Alors qu’Atticus laissait échapper un soupir de défaite, elle le prit soudainement dans ses bras, le serrant fort.
« Tu m’as manqué. »
Il sourit et lui rendit son étreinte.
« Moi aussi. »
Anorah lui donna un coup de pied inattendu, envoyant une douleur vive dans sa jambe. Chapitres frais publiés sur NoveI[F]ire.net
« Aïe— »
« Tu aurais dû m’inviter encore, » murmura-t-elle doucement contre sa poitrine.
Atticus, qui s’apprêtait à se dégager, s’arrêta. Alors qu’Anorah le tenait plus fermement, il expira.
« Désolé… »
Il l’avait invitée à Eldoralth pour un court moment ensemble. Bien qu’il lui ait montré la ville, il gardait sa présence secrète de tous.
« Hm hm. » Anorah secoua doucement la tête. « Je veux un homme qui agit. Pas juste qui parle. »

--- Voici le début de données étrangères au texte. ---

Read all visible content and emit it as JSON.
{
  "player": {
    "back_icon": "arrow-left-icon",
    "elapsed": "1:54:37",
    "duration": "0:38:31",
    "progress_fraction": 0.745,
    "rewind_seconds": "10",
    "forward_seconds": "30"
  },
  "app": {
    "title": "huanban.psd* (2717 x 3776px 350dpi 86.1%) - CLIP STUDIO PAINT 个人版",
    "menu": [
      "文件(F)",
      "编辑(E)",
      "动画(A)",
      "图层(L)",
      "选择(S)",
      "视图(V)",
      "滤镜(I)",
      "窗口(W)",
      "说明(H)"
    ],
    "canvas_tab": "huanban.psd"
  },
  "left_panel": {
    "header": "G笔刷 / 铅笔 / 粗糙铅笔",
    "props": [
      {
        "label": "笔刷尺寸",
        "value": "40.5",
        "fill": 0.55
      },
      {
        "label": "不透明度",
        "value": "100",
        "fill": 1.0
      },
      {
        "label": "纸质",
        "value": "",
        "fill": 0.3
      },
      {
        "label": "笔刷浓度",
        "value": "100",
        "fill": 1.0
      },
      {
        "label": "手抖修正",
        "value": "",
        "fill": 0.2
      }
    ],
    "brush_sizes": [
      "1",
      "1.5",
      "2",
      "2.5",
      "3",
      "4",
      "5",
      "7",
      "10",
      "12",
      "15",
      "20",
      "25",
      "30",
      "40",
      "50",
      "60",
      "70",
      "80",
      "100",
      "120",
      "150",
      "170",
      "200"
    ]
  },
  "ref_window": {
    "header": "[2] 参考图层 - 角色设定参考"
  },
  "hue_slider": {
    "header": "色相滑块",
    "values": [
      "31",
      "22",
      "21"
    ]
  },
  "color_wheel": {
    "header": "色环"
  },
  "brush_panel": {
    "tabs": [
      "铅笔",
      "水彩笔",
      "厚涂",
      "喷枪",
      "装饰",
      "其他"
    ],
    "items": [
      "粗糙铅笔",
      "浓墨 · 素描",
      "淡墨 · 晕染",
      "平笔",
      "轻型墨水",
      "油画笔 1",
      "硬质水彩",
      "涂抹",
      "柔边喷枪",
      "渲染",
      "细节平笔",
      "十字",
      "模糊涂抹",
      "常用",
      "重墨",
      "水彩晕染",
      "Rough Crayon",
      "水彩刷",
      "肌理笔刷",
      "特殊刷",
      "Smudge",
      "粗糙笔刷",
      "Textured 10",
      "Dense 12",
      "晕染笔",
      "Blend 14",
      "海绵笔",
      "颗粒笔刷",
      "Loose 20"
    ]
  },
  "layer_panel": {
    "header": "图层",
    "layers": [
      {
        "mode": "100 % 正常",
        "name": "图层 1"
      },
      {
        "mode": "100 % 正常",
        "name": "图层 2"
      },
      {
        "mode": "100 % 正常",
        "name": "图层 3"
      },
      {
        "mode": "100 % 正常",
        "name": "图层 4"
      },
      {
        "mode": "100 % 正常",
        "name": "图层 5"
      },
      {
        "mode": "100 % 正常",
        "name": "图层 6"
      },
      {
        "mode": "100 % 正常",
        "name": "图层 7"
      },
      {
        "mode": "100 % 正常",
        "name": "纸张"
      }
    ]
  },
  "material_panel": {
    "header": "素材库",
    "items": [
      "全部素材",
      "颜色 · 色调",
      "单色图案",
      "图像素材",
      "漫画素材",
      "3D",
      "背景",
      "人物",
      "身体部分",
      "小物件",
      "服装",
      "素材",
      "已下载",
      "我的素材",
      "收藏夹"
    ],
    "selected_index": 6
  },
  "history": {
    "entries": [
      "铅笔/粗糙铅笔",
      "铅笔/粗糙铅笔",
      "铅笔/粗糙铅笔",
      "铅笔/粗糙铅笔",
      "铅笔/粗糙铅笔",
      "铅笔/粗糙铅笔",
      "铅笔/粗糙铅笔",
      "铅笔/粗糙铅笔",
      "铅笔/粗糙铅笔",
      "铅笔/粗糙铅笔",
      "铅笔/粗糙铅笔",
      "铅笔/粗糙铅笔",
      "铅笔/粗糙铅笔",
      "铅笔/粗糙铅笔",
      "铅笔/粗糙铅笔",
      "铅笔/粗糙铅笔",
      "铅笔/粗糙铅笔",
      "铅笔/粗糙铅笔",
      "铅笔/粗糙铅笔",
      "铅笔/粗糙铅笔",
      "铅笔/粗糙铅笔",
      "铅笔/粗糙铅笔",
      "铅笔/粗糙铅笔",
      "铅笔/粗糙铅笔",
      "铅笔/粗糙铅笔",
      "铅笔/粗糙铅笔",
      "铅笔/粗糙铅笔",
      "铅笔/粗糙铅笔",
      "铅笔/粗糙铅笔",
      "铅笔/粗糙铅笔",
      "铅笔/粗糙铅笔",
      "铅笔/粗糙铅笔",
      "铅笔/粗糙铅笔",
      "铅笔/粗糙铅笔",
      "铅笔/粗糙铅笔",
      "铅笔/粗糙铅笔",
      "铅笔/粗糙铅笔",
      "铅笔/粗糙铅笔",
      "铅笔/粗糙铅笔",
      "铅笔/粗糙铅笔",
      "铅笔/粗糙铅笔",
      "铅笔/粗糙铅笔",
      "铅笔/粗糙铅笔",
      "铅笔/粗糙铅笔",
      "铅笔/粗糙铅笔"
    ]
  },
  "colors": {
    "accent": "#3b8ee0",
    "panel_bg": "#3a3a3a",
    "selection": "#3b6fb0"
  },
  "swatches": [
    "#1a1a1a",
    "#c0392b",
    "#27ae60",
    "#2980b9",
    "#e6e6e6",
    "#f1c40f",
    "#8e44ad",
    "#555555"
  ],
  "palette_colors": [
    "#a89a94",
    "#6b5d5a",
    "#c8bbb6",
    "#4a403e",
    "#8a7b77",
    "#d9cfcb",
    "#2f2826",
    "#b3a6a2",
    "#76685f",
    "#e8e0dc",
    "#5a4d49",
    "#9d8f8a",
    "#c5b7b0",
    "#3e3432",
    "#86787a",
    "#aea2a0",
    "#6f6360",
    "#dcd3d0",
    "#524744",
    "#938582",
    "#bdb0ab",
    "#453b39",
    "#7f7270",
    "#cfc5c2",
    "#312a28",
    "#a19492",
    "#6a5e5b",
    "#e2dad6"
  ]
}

« …d’accord. Tu viendras après que ce sera fini ? »
« Dis s’il te plaît. »
Atticus fronça les sourcils.
« Yo— »
Un autre coup de pied vif dans sa jambe.
« Dis s’il te plaît. »
« …s’il te plaît. »
« Génial ! » Anorah se recula, sautillant légèrement avec un sourire éclatant.
« Cette fois, tu me présentes ta famille. »
« … »
« Qu’est-ce qui ne va pas ? » La fronce de ses sourcils d’Anorah. « Pourquoi cette tête ? »
« Je me fais harceler. »
Anorah rit doucement.
« Oh, mon doux homme. » Elle caressa sa poitrine et se pencha près de son oreille. « Personne ne te croira. »
Elle éclata de rire en reculant, laissant échapper un soupir soulagé. Atticus ne pouvait que la regarder.